1. paulineanna

    paulineanna Registered User

    Oct 25, 2013
    12
    west Lancashire
    This morning we have been out in the car I am not the driver of course. We were out about 2 hours, I am supposed to miss every pothole in the district and I "drive too fast" even though I keep to speed limit which is either 30 or 40. When we got home my husband starts saying "SHE" is going to have to watch what she is doing, driving too fast thinks she knows it all etc etc - It was me he was talking about but who he thought is was I don't know. I am at the moment able to ignore the way he speaks to me which if anyone was listening he sounds awful. But the talk about the other person makes me wonder do I say "it was me" or leave well alone. By this afternoon he has not said anymore, now sat watching rugby thinking everyone is going to start a fight etc. Is all this part of Alzheimer's process?
     
  2. truth24

    truth24 Registered User

    Oct 13, 2013
    5,725
    North Somerset
    I am afraid it seems to be.
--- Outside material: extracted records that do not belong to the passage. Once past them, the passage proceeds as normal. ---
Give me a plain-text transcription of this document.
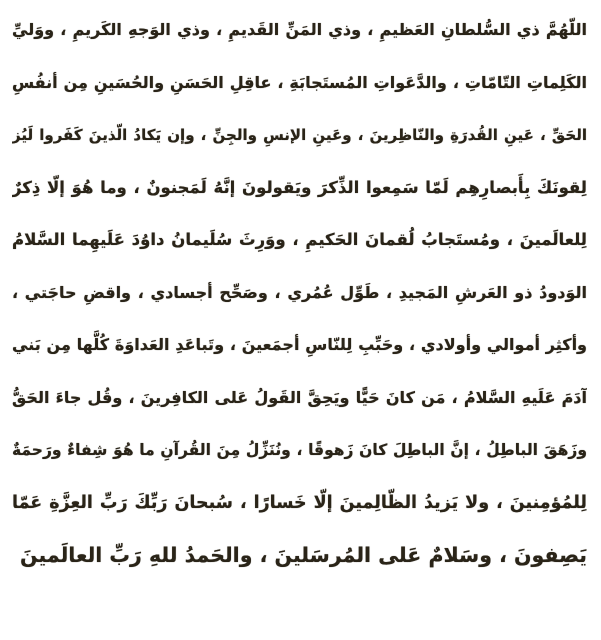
اللّهُمَّ ذي السُّلطانِ العَظيمِ ، وذي المَنِّ القَديمِ ، وذي الوَجهِ الكَريمِ ، ووَليِّ
الكَلِماتِ التّامّاتِ ، والدَّعَواتِ المُستَجابَةِ ، عاقِلِ الحَسَنِ والحُسَينِ مِن أنفُسِ
الحَقِّ ، عَينِ القُدرَةِ والنّاظِرينَ ، وعَينِ الإنسِ والجِنِّ ، وإن يَكادُ الّذينَ كَفَروا لَيُز
لِقونَكَ بِأَبصارِهِم لَمّا سَمِعوا الذِّكرَ ويَقولونَ إنَّهُ لَمَجنونٌ ، وما هُوَ إلّا ذِكرٌ
لِلعالَمينَ ، ومُستَجابُ لُقمانَ الحَكيمِ ، ووَرِثَ سُلَيمانُ داوُدَ عَلَيهِما السَّلامُ
الوَدودُ ذو العَرشِ المَجيدِ ، طَوِّل عُمُري ، وصَحِّح أجسادي ، واقضِ حاجَتي ،
وأكثِر أموالي وأولادي ، وحَبِّبِ لِلنّاسِ أجمَعينَ ، وتَباعَدِ العَداوَةَ كُلَّها مِن بَني
آدَمَ عَلَيهِ السَّلامُ ، مَن كانَ حَيًّا ويَحِقَّ القَولُ عَلى الكافِرينَ ، وقُل جاءَ الحَقُّ
وزَهَقَ الباطِلُ ، إنَّ الباطِلَ كانَ زَهوقًا ، ونُنَزِّلُ مِنَ القُرآنِ ما هُوَ شِفاءٌ ورَحمَةٌ
لِلمُؤمِنينَ ، ولا يَزيدُ الظّالِمينَ إلّا خَسارًا ، سُبحانَ رَبِّكَ رَبِّ العِزَّةِ عَمّا
يَصِفونَ ، وسَلامٌ عَلى المُرسَلينَ ، والحَمدُ للهِ رَبِّ العالَمينَ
Sorry can't suggest any remedy.

    Sent from my GT-N5110 using Talking Point mobile app
     
  3. Jaffy

    Jaffy Registered User

    Oct 24, 2013
    168
    Ohio USA
    My husband complains about me aloud, outside while doing any/all chores! I hate to think of what the neighbors think of me. He seems well to everyone but his family and closest friends are beginning to suspect, something isn't right. As our grown kids say, Dad has done that before we left home, Mom. It has become so "common" I forgot it had been, that long! So sorry for you. Jaffy
     
  4. Padraig

    Padraig Registered User

    Dec 10, 2009
    1,039
    Hereford
    Just my perspective

    When I chose to care for my wife on my own I did not have a computer nor did I wish to learn from others about Alzheimer's. It was not until the end stage that I purchased a computer and hoped to learn how others in my situation coped. Unfortunately I was unable to find anyone caring alone in their own home 24/7, when their loved one no longer could speak, was bedridden, required feeding, incontinence pads changed etc.

    Over the years I learned to work my way through the jigsaw puzzle that was Alzheimer's. Not one to follow in others path I've always did things 'my way'.

    As I saw it, as the illness advances the patient is divested of all his/her adult socially induced acceptable behaviours. You are then in the presence of a youth or child, depending on the stage of the illness.
    We are all children dressed in the cloak of adulthood. Sometime the cloak slips to reveal a mischievous or angry child.
    A good example is when your friend or relative has too much to drink, the inner child is revealed. Not surprising the following morning they can't remember a thing!
     
  5. Dumbly

    Dumbly Registered User

    Jun 25, 2011
    18
    Dear Padraig Your post was very informative. My father, sister and I have been caring for my mother for 9 years at home but she has finally gone into a NH. I would like someone to really tell me what to expect. I posted earlier about my mother's rapid decline in the last few months. This was particularly apparent this week when I helped her have lunch. Watching my mother who had impeccable table manners grab at her food, stick her fingers in her soup and pull the table cloth away and throw her food all around her shows me that she has regressed to the baby stage now. It is the most distressing situation.